Trump Potential Losses: Idaho (32) and Hawaii (19)
Cruz seems to be the strongest candidate in lightly-populated states (Alaska, Maine) and caucuses (Alaska, Maine, Iowa, Kansas). This suggests he has deep support among the most committed Republican activists and a formidable on-the-ground campaign operation.
Hawaii is holding caucuses, and while Idaho has a primary, the contest will still likely have fewer than 100,000 voters.
But Hawaii and Idaho both are demographic outliers in ways that make it difficult to predict the winners. Idaho's population is about 25 percent Mormon, a potential barrier for the Southern Baptist Cruz and therefore an advantage for Trump. There are more Asians (38 percent) than whites (23 percent) in Hawaii.
For Clinton, Potential For Two Blowouts
Mississippi's Democratic electorate is about half African-American. If the pattern from other states continues there, Clinton would carry more than 80 percent of the black vote. Because of that huge deficit among Africans-Americans, Sanders could fall below even 35 percent of the overall vote in Mississippi, continuing his series of resounding defeats to Clinton in the South.
The data on Michigan is less clear. In 2008, because of an internal Democratic Party dispute, Clinton competed in the state but Barack Obama did not.
Even without Obama's campaign organizing in the state, 23 percent of the electorate was black in 2008. That number could be higher in Tuesday's primary, a challenge for Sanders.
Michigan will be a revealing contest in the Democratic race. Demographics have predicted many of the early primaries and caucuses, as states with large black populations went to Clinton, while Sanders carried those with very small black populations.
If Michigan's electorate is between 25 and 33 percent black, as expected, that is closer to the median of the Democratic Party overall. And Sanders' core message -- that the American middle class is eroding and that jobs in fields like manufacturing are vital to reversing that trend—is well-suited to states like Michigan and Wisconsin.

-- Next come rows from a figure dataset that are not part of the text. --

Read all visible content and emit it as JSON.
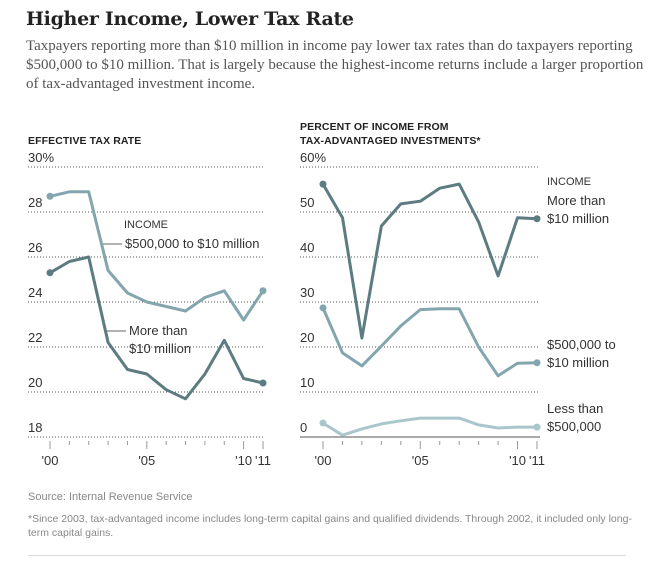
{
  "header": {
    "title": "Higher Income, Lower Tax Rate",
    "description": "Taxpayers reporting more than $10 million in income pay lower tax rates than do taxpayers reporting $500,000 to $10 million. That is largely because the highest-income returns include a larger proportion of tax-advantaged investment income."
  },
  "footer": {
    "source": "Source: Internal Revenue Service",
    "note": "*Since 2003, tax-advantaged income includes long-term capital gains and qualified dividends. Through 2002, it included only long-term capital gains."
  },
  "colors": {
    "dark": "#5c7c82",
    "mid": "#83a6ae",
    "light": "#a9c6cd"
  },
  "chart_data": [
    {
      "type": "line",
      "title": "EFFECTIVE TAX RATE",
      "x": [
        2000,
        2001,
        2002,
        2003,
        2004,
        2005,
        2006,
        2007,
        2008,
        2009,
        2010,
        2011
      ],
      "x_tick_labels": [
        "'00",
        "",
        "",
        "",
        "",
        "'05",
        "",
        "",
        "",
        "",
        "'10",
        "'11"
      ],
      "ylim": [
        18,
        30
      ],
      "y_ticks": [
        18,
        20,
        22,
        24,
        26,
        28,
        30
      ],
      "y_tick_labels": [
        "18",
        "20",
        "22",
        "24",
        "26",
        "28",
        "30%"
      ],
      "grid": true,
      "legend_header": "INCOME",
      "series": [
        {
          "name": "$500,000 to $10 million",
          "color_key": "mid",
          "values": [
            28.7,
            28.9,
            28.9,
            25.4,
            24.4,
            24.0,
            23.8,
            23.6,
            24.2,
            24.5,
            23.2,
            24.5
          ]
        },
        {
          "name": "More than $10 million",
          "label_lines": [
            "More than",
            "$10 million"
          ],
          "color_key": "dark",
          "values": [
            25.3,
            25.8,
            26.0,
            22.2,
            21.0,
            20.8,
            20.1,
            19.7,
            20.8,
            22.3,
            20.6,
            20.4
          ]
        }
      ]
    },
    {
      "type": "line",
      "title": "PERCENT OF INCOME FROM TAX-ADVANTAGED INVESTMENTS*",
      "title_lines": [
        "PERCENT OF INCOME FROM",
        "TAX-ADVANTAGED INVESTMENTS*"
      ],
      "x": [
        2000,
        2001,
        2002,
        2003,
        2004,
        2005,
        2006,
        2007,
        2008,
        2009,
        2010,
        2011
      ],
      "x_tick_labels": [
        "'00",
        "",
        "",
        "",
        "",
        "'05",
        "",
        "",
        "",
        "",
        "'10",
        "'11"
      ],
      "ylim": [
        0,
        60
      ],
      "y_ticks": [
        0,
        10,
        20,
        30,
        40,
        50,
        60
      ],
      "y_tick_labels": [
        "0",
        "10",
        "20",
        "30",
        "40",
        "50",
        "60%"
      ],
      "grid": true,
      "legend_header": "INCOME",
      "series": [
        {
          "name": "More than $10 million",
          "label_lines": [
            "More than",
            "$10 million"
          ],
          "color_key": "dark",
          "values": [
            56.2,
            48.7,
            22.0,
            46.9,
            51.8,
            52.4,
            55.3,
            56.2,
            47.8,
            35.8,
            48.7,
            48.5
          ]
        },
        {
          "name": "$500,000 to $10 million",
          "label_lines": [
            "$500,000 to",
            "$10 million"
          ],
          "color_key": "mid",
          "values": [
            28.7,
            18.7,
            15.8,
            20.2,
            24.7,
            28.3,
            28.5,
            28.5,
            20.0,
            13.6,
            16.4,
            16.5
          ]
        },
        {
          "name": "Less than $500,000",
          "label_lines": [
            "Less than",
            "$500,000"
          ],
          "color_key": "light",
          "values": [
            3.1,
            0.4,
            1.8,
            2.9,
            3.6,
            4.2,
            4.2,
            4.2,
            2.7,
            2.0,
            2.2,
            2.2
          ]
        }
      ]
    }
  ]
}
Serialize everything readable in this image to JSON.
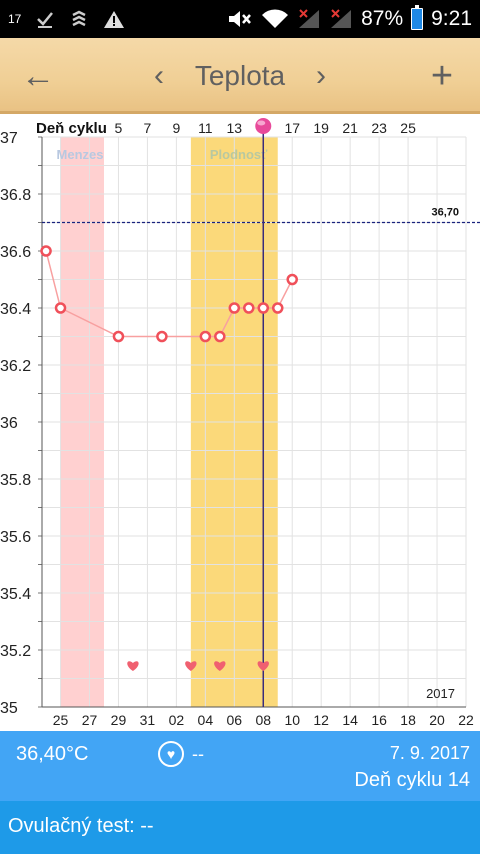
{
  "status_bar": {
    "notif_badge": "17",
    "battery_percent": "87%",
    "time": "9:21",
    "icons": [
      "check-icon",
      "shield-icon",
      "warning-icon",
      "mute-icon",
      "wifi-icon",
      "signal-icon",
      "signal-icon",
      "battery-icon"
    ]
  },
  "toolbar": {
    "back_icon": "←",
    "prev_icon": "‹",
    "title": "Teplota",
    "next_icon": "›",
    "add_icon": "+"
  },
  "chart_data": {
    "type": "line",
    "top_axis_label": "Deň cyklu",
    "top_ticks": [
      {
        "label": "5",
        "col": 2.5
      },
      {
        "label": "7",
        "col": 3.5
      },
      {
        "label": "9",
        "col": 4.5
      },
      {
        "label": "11",
        "col": 5.5
      },
      {
        "label": "13",
        "col": 6.5
      },
      {
        "label": "17",
        "col": 8.5
      },
      {
        "label": "19",
        "col": 9.5
      },
      {
        "label": "21",
        "col": 10.5
      },
      {
        "label": "23",
        "col": 11.5
      },
      {
        "label": "25",
        "col": 12.5
      }
    ],
    "current_day_col": 7.5,
    "bottom_ticks": [
      {
        "label": "25",
        "col": 0.5
      },
      {
        "label": "27",
        "col": 1.5
      },
      {
        "label": "29",
        "col": 2.5
      },
      {
        "label": "31",
        "col": 3.5
      },
      {
        "label": "02",
        "col": 4.5
      },
      {
        "label": "04",
        "col": 5.5
      },
      {
        "label": "06",
        "col": 6.5
      },
      {
        "label": "08",
        "col": 7.5
      },
      {
        "label": "10",
        "col": 8.5
      },
      {
        "label": "12",
        "col": 9.5
      },
      {
        "label": "14",
        "col": 10.5
      },
      {
        "label": "16",
        "col": 11.5
      },
      {
        "label": "18",
        "col": 12.5
      },
      {
        "label": "20",
        "col": 13.5
      },
      {
        "label": "22",
        "col": 14.5
      }
    ],
    "y_ticks": [
      "35",
      "35.2",
      "35.4",
      "35.6",
      "35.8",
      "36",
      "36.2",
      "36.4",
      "36.6",
      "36.8",
      "37"
    ],
    "ylim": [
      35,
      37
    ],
    "col_range": [
      -0.14,
      14.5
    ],
    "menses": {
      "label": "Menzes",
      "start_col": 0.5,
      "end_col": 2.0
    },
    "fertile": {
      "label": "Plodnosť",
      "start_col": 5.0,
      "end_col": 8.0
    },
    "threshold": {
      "value": 36.7,
      "label": "36,70"
    },
    "series": [
      {
        "points": [
          {
            "col": 0.0,
            "y": 36.6
          },
          {
            "col": 0.5,
            "y": 36.4
          },
          {
            "col": 2.5,
            "y": 36.3
          },
          {
            "col": 4.0,
            "y": 36.3
          },
          {
            "col": 5.5,
            "y": 36.3
          },
          {
            "col": 6.0,
            "y": 36.3
          },
          {
            "col": 6.5,
            "y": 36.4
          },
          {
            "col": 7.0,
            "y": 36.4
          },
          {
            "col": 7.5,
            "y": 36.4
          },
          {
            "col": 8.0,
            "y": 36.4
          },
          {
            "col": 8.5,
            "y": 36.5
          }
        ]
      }
    ],
    "hearts": [
      3.0,
      5.0,
      6.0,
      7.5
    ],
    "year_label": "2017",
    "colors": {
      "line": "#f8a0a0",
      "marker": "#f0505a",
      "menses": "#ffd0d0",
      "fertile": "#fbd97a",
      "threshold": "#1a237e",
      "current_day": "#3a2c7a",
      "heart": "#f06070"
    }
  },
  "info_bar": {
    "temperature": "36,40°C",
    "heart_icon": "♥",
    "ovulation_dash": "--",
    "date": "7. 9. 2017",
    "cycle_day": "Deň cyklu 14"
  },
  "ovulation_bar": {
    "label": "Ovulačný test: --"
  }
}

Even if Clinton wins the overwhelming majority of the black vote in Michigan, Sanders could carry the state if he gets large margins of the Democrats outside of the Detroit area, which is heavily African-American.
The map of a Sanders win in Michigan would resemble that of Trump in some ways: overwhelming strength in rural areas, minimizing losses around Detroit.
Sanders also needs do well in the Ann Arbor area around the University of Michigan, which has lots of liberals under age 45, the kind of voters who tend to back the Vermont senator.